見てるだけと、実際やる側では全く違うと思うし。
ガラガラっとお風呂場の引き戸が開いて、頭にバスタオルを被り、腰にタオルを巻いたまんばちゃんが入ってきた。
「それで、どうすればいいんだ」
『あっ、えっと、とりあえずそこに座ってもらっていいかな。右から、シャンプー、コンディショナー、ボディソープだよ。頭洗うのと、体洗うやつね。で、此処のシャワーは、銀色のこれを手前に倒すとお湯が出るから、それで洗い流してね』
「………なんとなく分かったような気がする」
間があったな。分かってなさそう。
『始めだし、背中くらい流すよ』
そう言って頭を洗い、背中を流した。
流石に前は自分で洗ってもらった。
頭を洗う最中に、目を閉じてもらうのを忘れていて、彼の目にシャンプーが入って、
「目が痛い。写しだからか」
と、言い出したので、すごく申し訳なくなった。
お湯に浸かるよう指示し、長湯しないようにだけ伝えてお風呂場を後にした。
一気に疲れた。人の世話って、こんなに体力と精神力使うんだな。相手が女の子だったら、多少楽だったとは思うんだけど。
さて、夕食を作らないと。
すっかり日は沈み、廊下も気味が悪いほどに真っ暗である。
何作ろうかな。
とりあえず、今日は簡単なもので良いかな。
台所に戻った私は、レシピ本を見つつお味噌汁と豚肉の生姜焼き、副菜はほうれん草の胡麻和えにしようと料理に取り掛かった。

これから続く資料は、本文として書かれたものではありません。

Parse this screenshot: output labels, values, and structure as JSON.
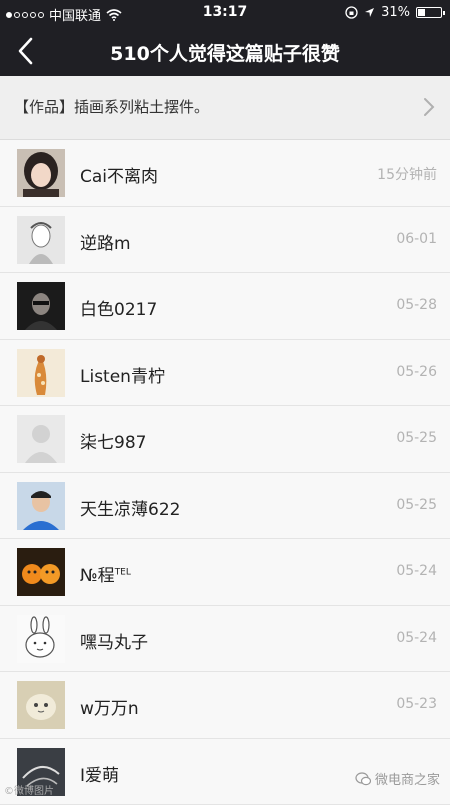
{
  "status_bar": {
    "carrier": "中国联通",
    "time": "13:17",
    "battery_text": "31%",
    "battery_level": 0.31,
    "signal_bars_on": 1,
    "signal_bars_total": 5
  },
  "nav": {
    "title": "510个人觉得这篇贴子很赞",
    "back_icon": "chevron-left-icon"
  },
  "post": {
    "label": "【作品】插画系列粘土摆件。",
    "chevron_icon": "chevron-right-icon"
  },
  "likers": [
    {
      "name": "Cai不离肉",
      "time": "15分钟前"
    },
    {
      "name": "逆路m",
      "time": "06-01"
    },
    {
      "name": "白色0217",
      "time": "05-28"
    },
    {
      "name": "Listen青柠",
      "time": "05-26"
    },
    {
      "name": "柒七987",
      "time": "05-25"
    },
    {
      "name": "天生凉薄622",
      "time": "05-25"
    },
    {
      "name": "№程",
      "name_sup": "TEL",
      "time": "05-24"
    },
    {
      "name": "嘿马丸子",
      "time": "05-24"
    },
    {
      "name": "w万万n",
      "time": "05-23"
    },
    {
      "name": "I爱萌",
      "time": ""
    }
  ],
  "watermarks": {
    "left": "©微博图片",
    "right": "微电商之家"
  },
  "colors": {
    "header_bg": "#1f1f24",
    "list_bg": "#f8f8f8",
    "time_text": "#b3b3b3"
  }
}
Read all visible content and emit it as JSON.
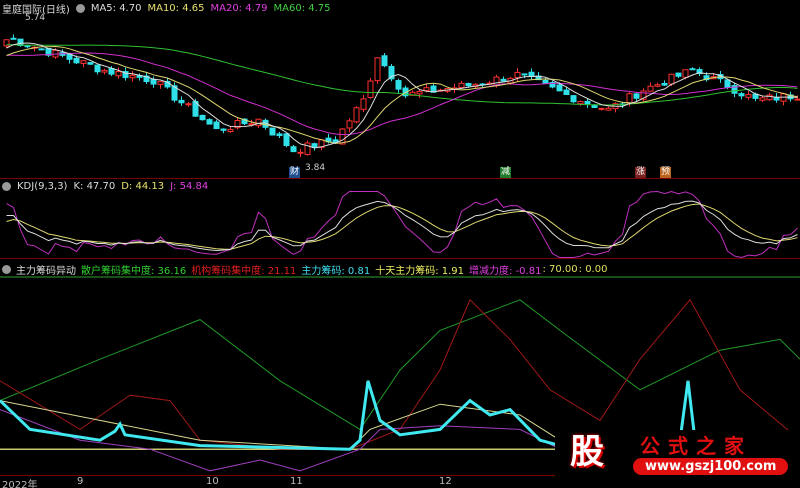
{
  "header": {
    "title": "皇庭国际(日线)",
    "ma5": "MA5: 4.70",
    "ma10": "MA10: 4.65",
    "ma20": "MA20: 4.79",
    "ma60": "MA60: 4.75"
  },
  "price": {
    "high_label": "5.74",
    "low_label": "3.84",
    "high": 5.74,
    "low": 3.84
  },
  "markers": [
    {
      "text": "财",
      "color": "#1e4f8f"
    },
    {
      "text": "减",
      "color": "#1f7a2a"
    },
    {
      "text": "涨",
      "color": "#7a1f1f"
    },
    {
      "text": "预",
      "color": "#b8641e"
    }
  ],
  "kdj": {
    "title": "KDJ(9,3,3)",
    "k": "K: 47.70",
    "d": "D: 44.13",
    "j": "J: 54.84"
  },
  "chips": {
    "title": "主力筹码异动",
    "retail": "散户筹码集中度: 36.16",
    "inst": "机构筹码集中度: 21.11",
    "main": "主力筹码: 0.81",
    "ten": "十天主力筹码: 1.91",
    "delta": "增减力度: -0.81",
    "v1": ": 70.00",
    "v2": ": 0.00"
  },
  "axis": [
    "2022年",
    "9",
    "10",
    "11",
    "12"
  ],
  "logo": {
    "char": "股",
    "name": "公式之家",
    "url": "www.gszj100.com"
  },
  "chart_data": {
    "type": "candlestick",
    "close_keypoints": [
      [
        1,
        5.45
      ],
      [
        14,
        5.04
      ],
      [
        21,
        4.91
      ],
      [
        30,
        4.24
      ],
      [
        36,
        4.38
      ],
      [
        41,
        3.97
      ],
      [
        47,
        4.11
      ],
      [
        51,
        4.64
      ],
      [
        53,
        5.24
      ],
      [
        57,
        4.71
      ],
      [
        66,
        4.84
      ],
      [
        73,
        4.98
      ],
      [
        80,
        4.71
      ],
      [
        86,
        4.51
      ],
      [
        91,
        4.78
      ],
      [
        98,
        5.04
      ],
      [
        103,
        4.84
      ],
      [
        107,
        4.64
      ],
      [
        113,
        4.71
      ]
    ],
    "bottom_series": [
      {
        "name": "散户筹码集中度",
        "color": "#1f9a2a",
        "x": [
          0,
          100,
          200,
          280,
          360,
          400,
          440,
          520,
          560,
          640,
          720,
          780,
          800
        ],
        "y": [
          33,
          56,
          78,
          44,
          17,
          50,
          72,
          89,
          72,
          39,
          61,
          67,
          56
        ]
      },
      {
        "name": "机构筹码集中度",
        "color": "#a01818",
        "x": [
          0,
          80,
          130,
          170,
          200,
          280,
          350,
          400,
          440,
          470,
          510,
          550,
          600,
          640,
          690,
          740,
          800
        ],
        "y": [
          44,
          17,
          36,
          33,
          11,
          6,
          6,
          17,
          50,
          89,
          67,
          39,
          22,
          56,
          89,
          39,
          11
        ]
      },
      {
        "name": "十天主力筹码",
        "color": "#d8d890",
        "x": [
          0,
          100,
          200,
          350,
          370,
          440,
          520,
          560,
          800
        ],
        "y": [
          33,
          22,
          11,
          6,
          17,
          31,
          25,
          11,
          8
        ]
      },
      {
        "name": "增减力度",
        "color": "#a040c0",
        "x": [
          0,
          80,
          150,
          210,
          260,
          300,
          360,
          380,
          440,
          520,
          560,
          700,
          800
        ],
        "y": [
          28,
          11,
          6,
          -6,
          0,
          -6,
          6,
          17,
          19,
          17,
          6,
          11,
          3
        ]
      },
      {
        "name": "主力筹码",
        "color": "#40e8f0",
        "x": [
          0,
          30,
          100,
          115,
          120,
          125,
          200,
          350,
          360,
          368,
          380,
          400,
          440,
          470,
          490,
          510,
          540,
          560,
          600,
          680,
          688,
          695,
          760,
          800
        ],
        "y": [
          33,
          17,
          11,
          16,
          20,
          14,
          8,
          6,
          11,
          44,
          22,
          14,
          17,
          33,
          25,
          28,
          11,
          8,
          8,
          11,
          44,
          11,
          11,
          8
        ]
      }
    ],
    "baseline": 6
  }
}
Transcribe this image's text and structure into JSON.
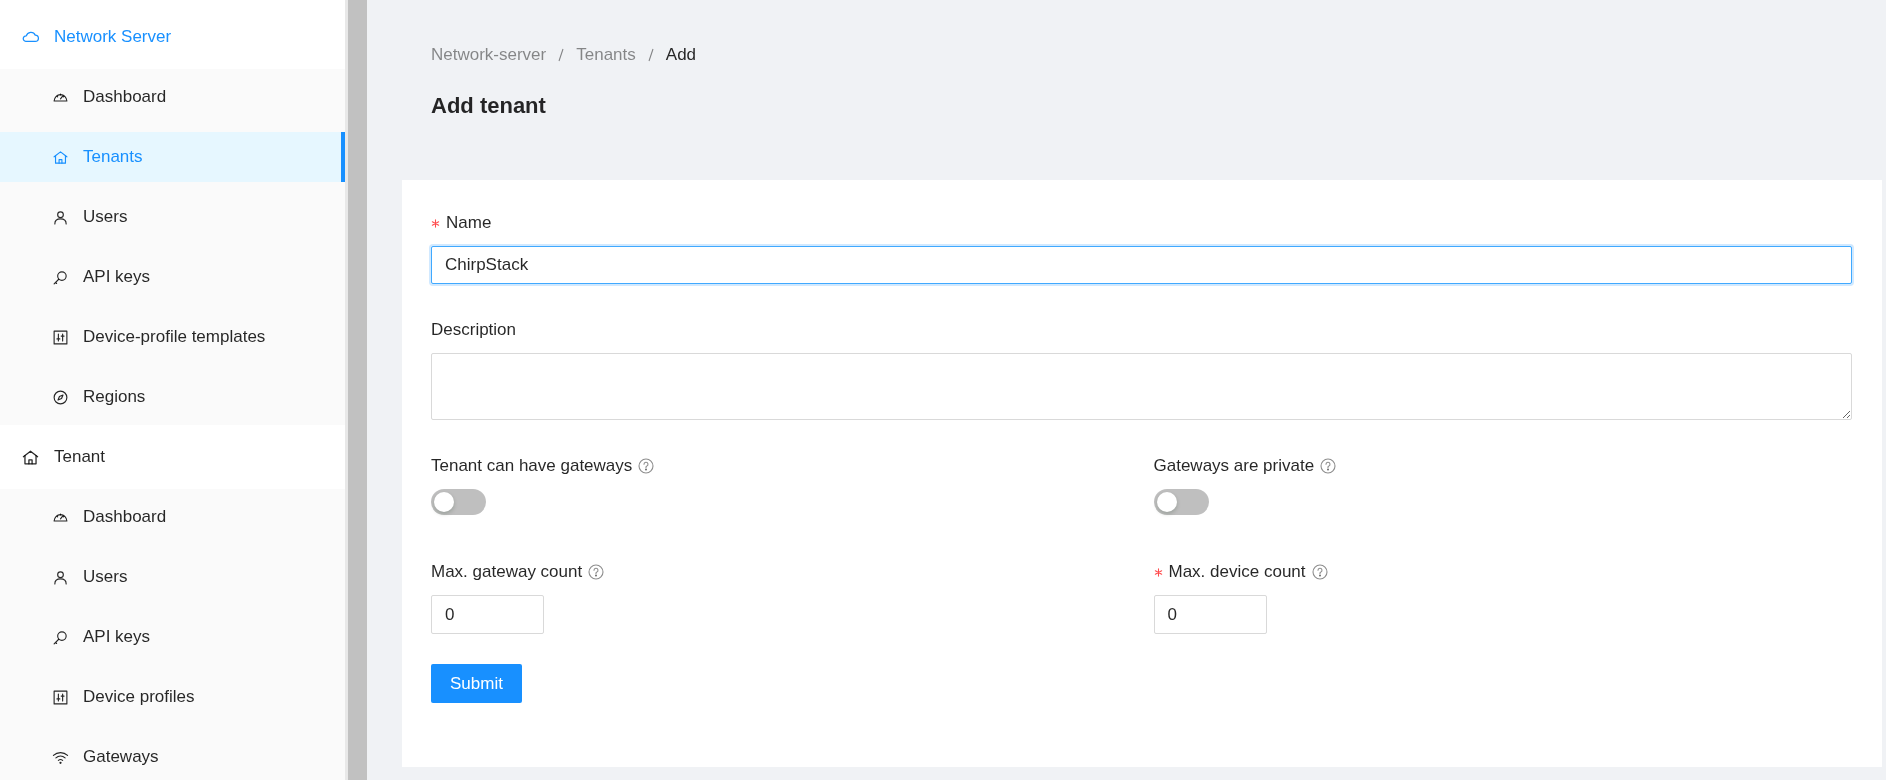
{
  "sidebar": {
    "groups": [
      {
        "title": "Network Server",
        "kind": "cloud",
        "items": [
          {
            "label": "Dashboard",
            "kind": "dashboard",
            "selected": false
          },
          {
            "label": "Tenants",
            "kind": "home",
            "selected": true
          },
          {
            "label": "Users",
            "kind": "user",
            "selected": false
          },
          {
            "label": "API keys",
            "kind": "key",
            "selected": false
          },
          {
            "label": "Device-profile templates",
            "kind": "sliders",
            "selected": false
          },
          {
            "label": "Regions",
            "kind": "compass",
            "selected": false
          }
        ]
      },
      {
        "title": "Tenant",
        "kind": "home",
        "items": [
          {
            "label": "Dashboard",
            "kind": "dashboard",
            "selected": false
          },
          {
            "label": "Users",
            "kind": "user",
            "selected": false
          },
          {
            "label": "API keys",
            "kind": "key",
            "selected": false
          },
          {
            "label": "Device profiles",
            "kind": "sliders",
            "selected": false
          },
          {
            "label": "Gateways",
            "kind": "wifi",
            "selected": false
          }
        ]
      }
    ]
  },
  "breadcrumb": [
    "Network-server",
    "Tenants",
    "Add"
  ],
  "title": "Add tenant",
  "form": {
    "fields": [
      {
        "kind": "text",
        "label": "Name",
        "required": true,
        "value": "ChirpStack",
        "focused": true
      },
      {
        "kind": "textarea",
        "label": "Description",
        "required": false,
        "focused": false
      }
    ],
    "grid": [
      {
        "kind": "switch",
        "label": "Tenant can have gateways",
        "required": false,
        "help": true,
        "on": false
      },
      {
        "kind": "switch",
        "label": "Gateways are private",
        "required": false,
        "help": true,
        "on": false
      },
      {
        "kind": "number",
        "label": "Max. gateway count",
        "required": false,
        "help": true,
        "value": "0"
      },
      {
        "kind": "number",
        "label": "Max. device count",
        "required": true,
        "help": true,
        "value": "0"
      }
    ],
    "submit": "Submit"
  }
}
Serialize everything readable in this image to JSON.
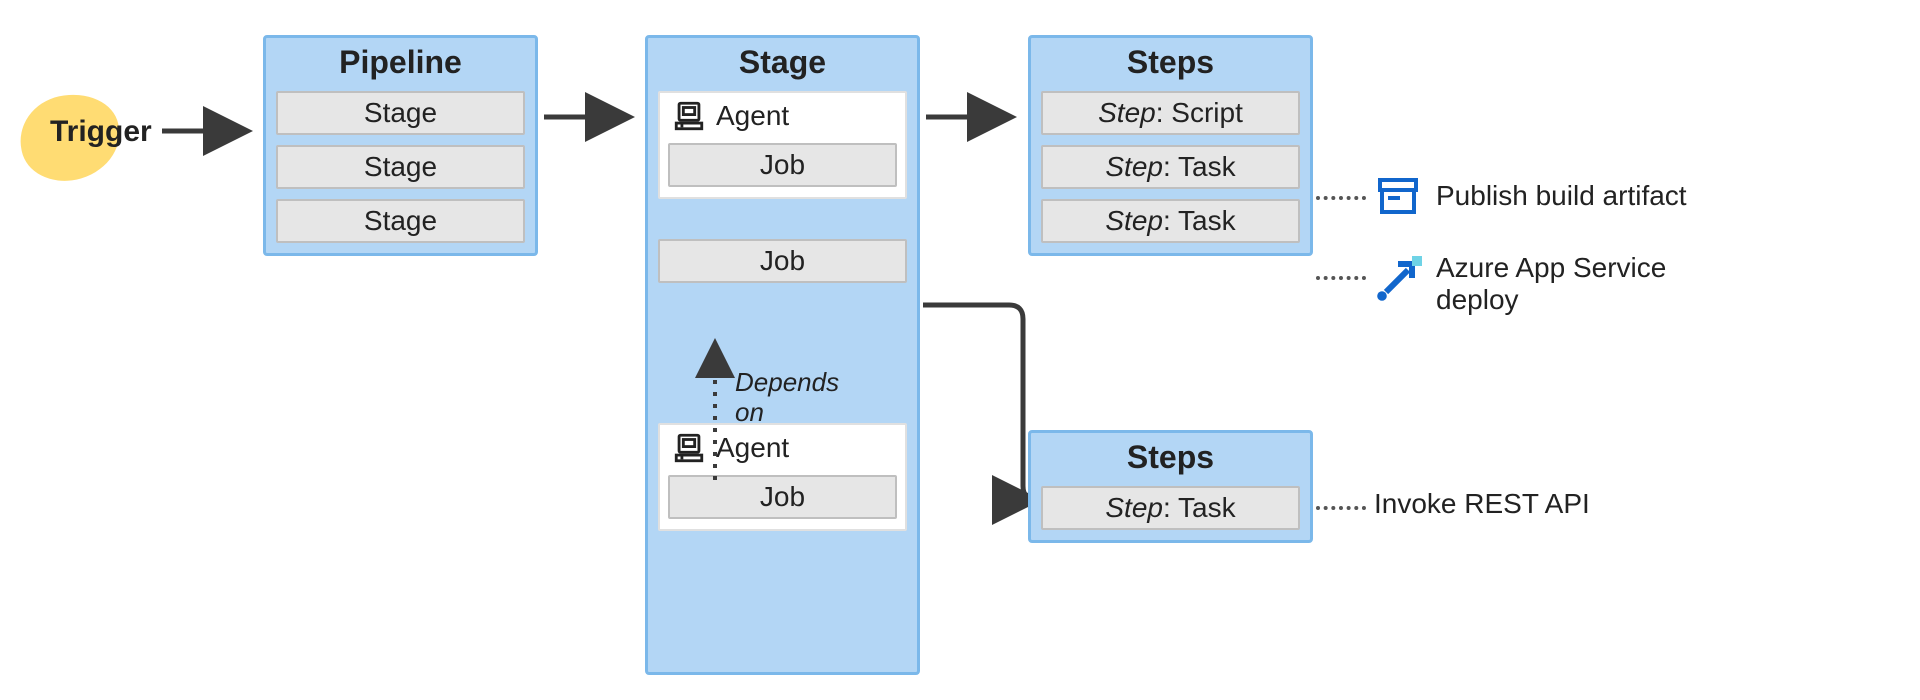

私自体は覚えてないものの、身体は覚えていたようで料理を作るのに不自由はしなかった。
まぁ、元々、私が器用なタイプなのかも。
副菜が出来上がるとともに、炊飯器がピーッと音を立ててご飯が炊けた音がした。
2人だし、隣の茶の間でご飯にしたら良いかな。
人数が増えたら、広間で食べるようにしたら良いと思うし。
茶の間の電気をつけて、食台を布巾で拭く。
台所に戻ろうとした時、ゆらりと動く白いものが見えた。ぎょっとして、よく見るとまんばちゃんだった。
夜見ると、 心臓に悪いなぁ。
近寄って見てみると、ちゃんとジャージは着れているようで安心した。